Purpose Of The Study
- To develop a robust diagnostic and prognostic model for HNSCC.
- To investigate the relationship between angiogenesis-associated gene (AAG) expression and HNSCC characteristics.
- To explore the association of prognostic risk with the tumor immune microenvironment (TME) and immunotherapy response.
Main Methods
- Utilized gene expression data from TCGA and GEO databases for cluster analysis.
- Developed a diagnostic model using Support Vector Machine (SVM) and LASSO regression based on nine AAGs.
- Constructed a prognostic risk signature using six AAGs and built a prognostic nomogram.

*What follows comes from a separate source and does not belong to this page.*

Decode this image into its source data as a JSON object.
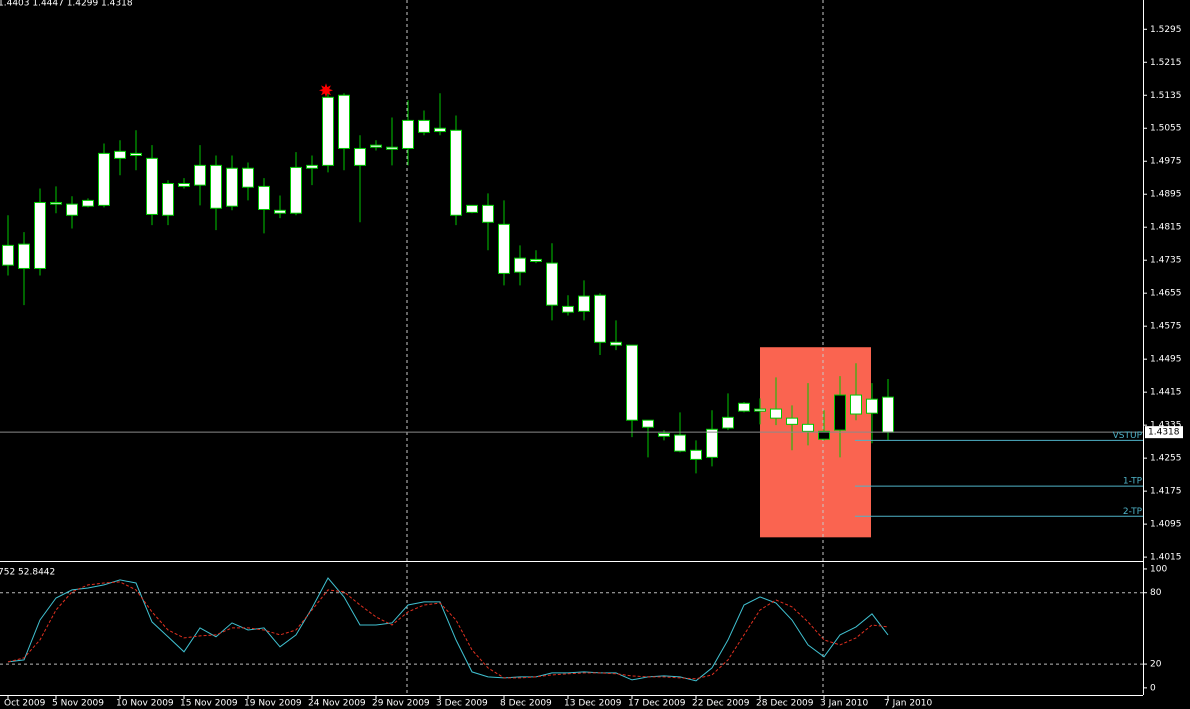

- Assessed the tumor immune microenvironment using multiple algorithms and performed gene set enrichment analysis.
Main Results
- Classified HNSCC patients into distinct subtypes based on AAG expression patterns.
- Developed a highly sensitive and specific diagnostic model for HNSCC.
- Established a prognostic risk score with independent prognostic significance, integrated into a nomogram.
- Demonstrated significant differences in TME, drug sensitivity, and gene mutations across prognostic risk groups.
Conclusions
- A novel diagnostic and prognostic model for HNSCC based on AAGs has been successfully developed.
- The prognostic risk score is strongly correlated with the tumor immune microenvironment and predicts immunotherapy response.